All lectures will be broadcast live on the UNL Web site, www.unl.edu, UNL radio station KRNU (90.3 FM) and Channel 21 on Time Warner Cable television in Lincoln.

Halberstam won the 1964 Pulitzer Prize for his reporting on the Vietnam War for The New York Times. Author of 19 books and a prolific writer of magazine articles, Halberstam first came to national prominence in the early 1960s as part of a small group of American reporters who refused to accept the U.S. government's optimism about Vietnam and reported that the war was being lost. Halberstam's trilogy of books on power in America, The Best and the Brightest, The Powers That Be and The Reckoning, helped define the latter part of the 20th century and won Halberstam many awards and critical acclaim. His lecture is the ninth annual Governor's Lecture in the Humanities and is presented by the Nebraska Humanities Council, the Thompson Forum and University of Nebraska Central Administration.

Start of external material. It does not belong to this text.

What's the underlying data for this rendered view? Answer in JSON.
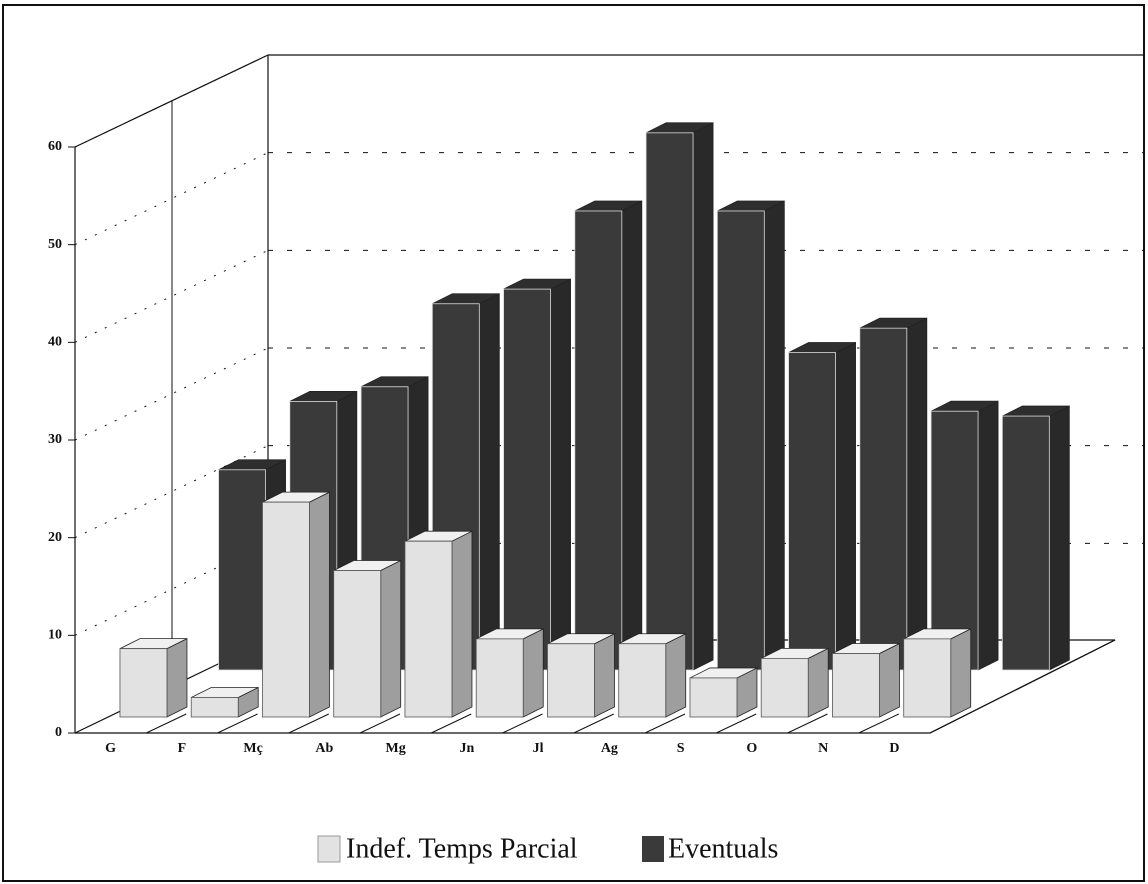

Wieseltier has been a literary editor of the New Republic since 1983. After three years as a graduate student in Jewish history at Harvard University, Wieseltier became a member of the Society of Fellows at Harvard from 1979 to 1982. He also attended Columbia University and Oxford University. Wieseltier is the author of Nuclear War Nuclear Peace, Against Identity and Kaddish. The last book, concerning Wieseltier's father's death, was lauded by the New York Times Book Review as "an astonishing fusion of learning and psychic intensity; its poignancy and lucidity should be an authentic benefit to readers, Jewish and gentile." Wieseltier's lecture is the Kripke Lecture, a collaboration between the Thompson Forum and UNL's Norman and Bernice Harris Center for Judaic Studies.

Gutman won the Pulitzer Prize for A Witness to Genocide, a compilation of his reporting in Bosnia, and is author of Banana Diplomacy: The Making of American Policy in Nicaragua 1981-1987. In his coverage of the 1993 war in Bosnia, he provided the first documented reports of concentration camps. Gutman's assignments have included postings as Newsday's European bureau chief and as Reuters' Belgrade bureau chief and State Department correspondent. He has been a Washington-based national security reporter for Newsday and reported for Reuters from Bonn, Vienna, London and Washington.

Power moved to the United States from her native Ireland in 1979 and attended Yale University and Harvard Law School. She was a journalist for U.S. News and World Report and the Economist, for whom she covered the war in Yugoslavia from 1993 to 1996. In 1996 she joined the International Crisis Group as a political analyst, helping launch the organization in Bosnia. Power is the author of A Problem From Hell: America and the Age of Genocide, winner of the 2003 Pulitzer Prize for general nonfiction.

The Lewis E. Harris Lecture on Public Policy and the Thompson Forum will present Ruggie's lecture. From 1997 to 2001, Ruggie was United Nations assistant secretary-general and chief adviser for strategic planning to United Nations Secretary-General Kofi Annan. He has published six books, including Winning the Peace: America and the World Order in the New Era and Constructing World Polity.

In 1988, E.N. "Jack" Thompson, then head of the philanthropic Cooper Foundation, conceived of a public lecture series that would bring prominent individuals to UNL to speak on important international issues. The series, a cooperative project of the Cooper Foundation, the Lied Center and UNL, promotes better understanding of world events and issues to all Nebraskans. In 1990, the name of the series was changed in honor of Thompson (1913-2002), a 1933 graduate of the University of Nebraska who served as president of the Cooper Foundation from 1964 to 1990 and as its chairman from 1990 until his death.